How Datasets Connect¶
The datasets in this archive use different geographic coding schemes, time periods, and units of observation. This page explains how they fit together.
The Master District Panel¶
The core geographic unit is the magisterial district — 279 administrative areas that were stable from roughly 1960-1990. The panel-building scripts in shared_resources/scripts/panel_builders/ assemble a master district-year panel by joining:
Master Roster (279 districts, time-invariant)
├── Agricultural Census (employment, wages, mechanization by year)
├── TEBA Recruiting (mine recruit counts by year)
├── Population (race composition by census year)
├── Forced Removals (cumulative removal counts)
└── Geography Controls (ag suitability, policy implementation dates)
↓
Master District Panel (district × year)
Run the pipeline:
cd shared_resources/scripts/panel_builders
make all # builds everything in dependency order + validates
District ID Systems¶
Different datasets use different numbering for the same 279 districts:
| System | Ordering | Used By | Example |
|---|---|---|---|
district_id |
Geographic (1=Namaqualand, 2=Calvinia, ...) | Agricultural census, geography panel | 1-279 |
distid |
Alphabetical (1=Aberdeen, 2=Adelaide, ...) | TEBA panel | 1-279 |
These are different numbers for the same districts. The crosswalk file crosswalk_teba_geography_panel.csv maps between them. The panel-building scripts handle this automatically.

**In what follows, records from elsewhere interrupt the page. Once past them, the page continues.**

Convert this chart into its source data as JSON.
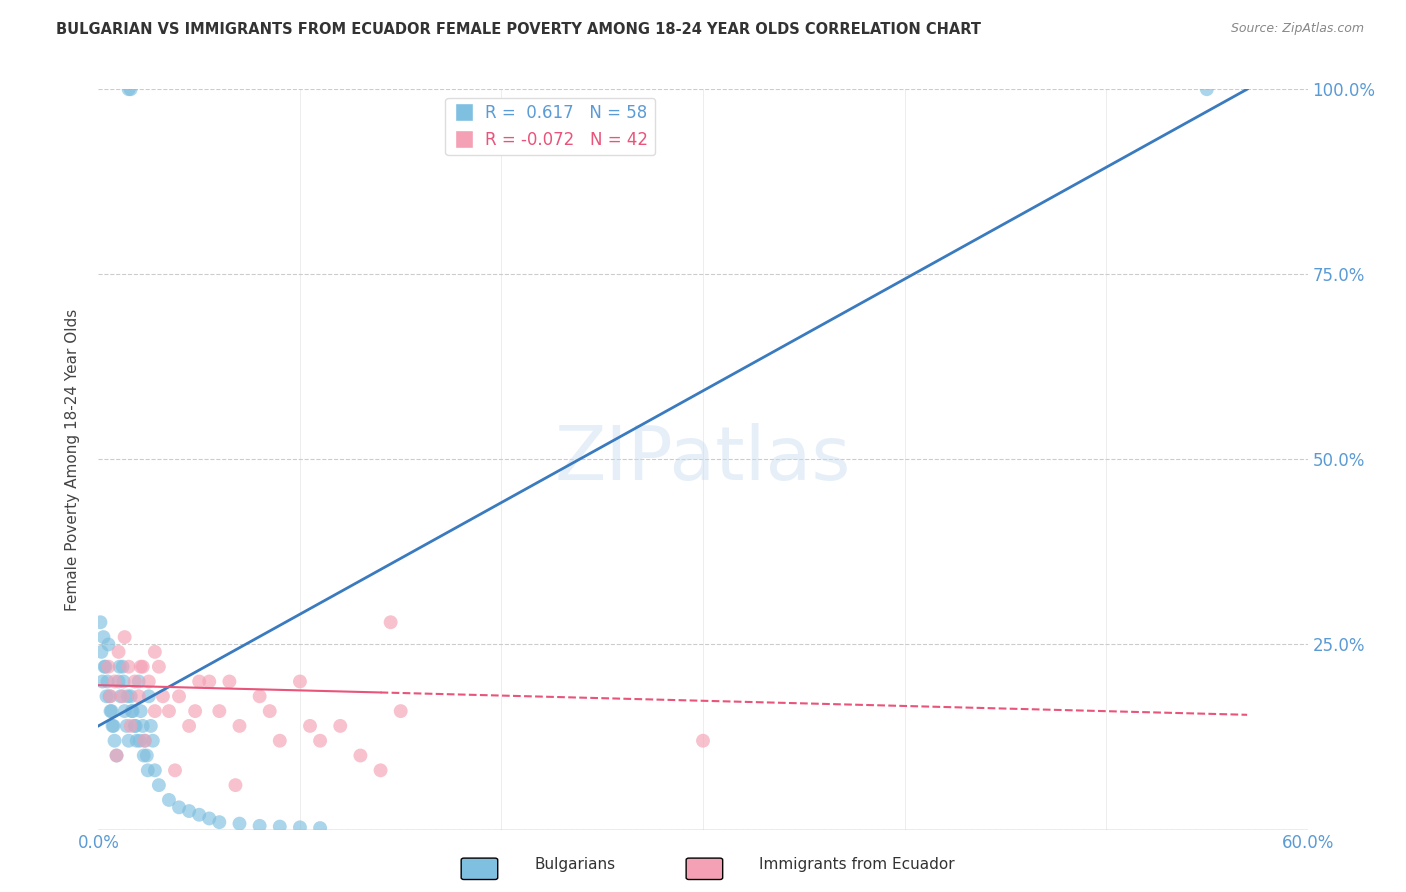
{
  "title": "BULGARIAN VS IMMIGRANTS FROM ECUADOR FEMALE POVERTY AMONG 18-24 YEAR OLDS CORRELATION CHART",
  "source": "Source: ZipAtlas.com",
  "ylabel": "Female Poverty Among 18-24 Year Olds",
  "blue_R": 0.617,
  "blue_N": 58,
  "pink_R": -0.072,
  "pink_N": 42,
  "blue_label": "Bulgarians",
  "pink_label": "Immigrants from Ecuador",
  "blue_color": "#7fbfdf",
  "pink_color": "#f4a0b5",
  "blue_line_color": "#3a7abf",
  "pink_line_color": "#e8547a",
  "bg_color": "#ffffff",
  "blue_scatter_x": [
    0.2,
    0.3,
    0.4,
    0.5,
    0.6,
    0.7,
    0.8,
    0.9,
    1.0,
    1.1,
    1.2,
    1.3,
    1.4,
    1.5,
    1.6,
    1.7,
    1.8,
    1.9,
    2.0,
    2.1,
    2.2,
    2.3,
    2.4,
    2.5,
    2.6,
    2.7,
    2.8,
    3.0,
    3.5,
    4.0,
    4.5,
    5.0,
    5.5,
    6.0,
    7.0,
    8.0,
    9.0,
    10.0,
    11.0,
    0.1,
    0.15,
    0.25,
    0.35,
    0.45,
    0.55,
    0.65,
    0.75,
    1.05,
    1.25,
    1.45,
    1.65,
    1.85,
    2.05,
    2.25,
    2.45,
    55.0,
    1.5,
    1.6
  ],
  "blue_scatter_y": [
    20.0,
    22.0,
    18.0,
    25.0,
    16.0,
    14.0,
    12.0,
    10.0,
    20.0,
    18.0,
    22.0,
    16.0,
    14.0,
    12.0,
    18.0,
    16.0,
    14.0,
    12.0,
    20.0,
    16.0,
    14.0,
    12.0,
    10.0,
    18.0,
    14.0,
    12.0,
    8.0,
    6.0,
    4.0,
    3.0,
    2.5,
    2.0,
    1.5,
    1.0,
    0.8,
    0.5,
    0.4,
    0.3,
    0.2,
    28.0,
    24.0,
    26.0,
    22.0,
    20.0,
    18.0,
    16.0,
    14.0,
    22.0,
    20.0,
    18.0,
    16.0,
    14.0,
    12.0,
    10.0,
    8.0,
    100.0,
    100.0,
    100.0
  ],
  "pink_scatter_x": [
    0.5,
    0.8,
    1.0,
    1.2,
    1.5,
    1.8,
    2.0,
    2.2,
    2.5,
    2.8,
    3.0,
    3.5,
    4.0,
    4.5,
    5.0,
    6.0,
    7.0,
    8.0,
    9.0,
    10.0,
    11.0,
    12.0,
    13.0,
    14.0,
    15.0,
    1.3,
    2.1,
    3.2,
    4.8,
    6.5,
    8.5,
    10.5,
    0.6,
    1.6,
    2.8,
    5.5,
    30.0,
    14.5,
    0.9,
    3.8,
    2.3,
    6.8
  ],
  "pink_scatter_y": [
    22.0,
    20.0,
    24.0,
    18.0,
    22.0,
    20.0,
    18.0,
    22.0,
    20.0,
    16.0,
    22.0,
    16.0,
    18.0,
    14.0,
    20.0,
    16.0,
    14.0,
    18.0,
    12.0,
    20.0,
    12.0,
    14.0,
    10.0,
    8.0,
    16.0,
    26.0,
    22.0,
    18.0,
    16.0,
    20.0,
    16.0,
    14.0,
    18.0,
    14.0,
    24.0,
    20.0,
    12.0,
    28.0,
    10.0,
    8.0,
    12.0,
    6.0
  ],
  "blue_line_x0": 0.0,
  "blue_line_y0": 14.0,
  "blue_line_x1": 57.0,
  "blue_line_y1": 100.0,
  "pink_line_x0": 0.0,
  "pink_line_y0": 19.5,
  "pink_line_x1": 57.0,
  "pink_line_y1": 15.5,
  "pink_solid_end_x": 14.0,
  "xlim": [
    0.0,
    60.0
  ],
  "ylim": [
    0.0,
    100.0
  ],
  "xtick_vals": [
    0,
    10,
    20,
    30,
    40,
    50,
    60
  ],
  "ytick_vals": [
    0,
    25,
    50,
    75,
    100
  ],
  "right_ytick_labels": [
    "",
    "25.0%",
    "50.0%",
    "75.0%",
    "100.0%"
  ],
  "marker_size": 100
}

Linking Elections to Districts¶
Electoral constituencies don't map 1:1 to magisterial districts (urban areas had multiple constituencies per district; large rural districts sometimes shared a constituency). Three crosswalk files handle different delimitation periods:
| Crosswalk | Elections Covered |
|---|---|
crosswalk_electoral_magisterial_districts_1966.csv |
Pre-1974 elections |
crosswalk_electoral_magisterial_1974.csv |
1974-1979 elections |
crosswalk_electoral_magisterial_districts_1980_clean.csv |
1980-1989 elections |
Linking Strikes to Districts¶
Strike incidents have location strings (e.g., "Dunlop factory, Durban, Natal") but not standardized district codes. The strike panel builder (08_strike_panel.py) attempts to match location names to districts, but coverage is partial. Manual geocoding would improve this.
What Cannot Be Joined (Yet)¶
| Dataset | Geographic Level | Why Not District-Level |
|---|---|---|
| Mining Census | Individual mine | Mines can be mapped to districts via nrc_member_mines.csv (17 districts with gold mines), but most mining data uses broad regions (OFS, Witwatersrand, etc.) |
| Manufacturing Census | Industrial region | Regions don't correspond to magisterial districts; no crosswalk exists |
| Manpower Survey | National (by sector) | No geographic disaggregation — sector × occupation × race only |
| Industrial Wages | Industry × area | "Areas" are bargaining council jurisdictions, not magisterial districts |
Temporal Coverage¶
Not all datasets cover the same years. Here's where they overlap:
1950 1955 1960 1965 1970 1975 1980 1985 1990 1995
Ag Census ■■■■■■■■■■■■■■■■■■■■■■■■■■■■■■■■■■■■■■■■■■■■■■■■
TEBA ■■■■■■■■■■■■■■■■■■■■■■■■■
Population ■■■■■■■■■■■■■■■■■■■■■■■■■■■■■■■■■■■■■■■■■■■■■■■■■■
Elections ■■■■■■■■■■■■■■■■■■■■■■■■■■■■■■■■■■■■■■■■■■■■■■■■
Strikes ■■■■■■■■■■■■■■■■■■■■■■■■■■
Manpower ■■■■■■■■■■■■■■■■■■■■■■■■■■■■■■■■■■■■■
Mining ■■■■■■■■■■■■■■■■■■■■■■■■■■■■
Mfg Census ■■■■■■■■■■■■■■■■■■■■■■■■■■■■■■■■■■■■■■■■■
Sanctions ■■■■■■■■■■■■■■■
The densest overlap is 1965-1985, when most datasets are available simultaneously.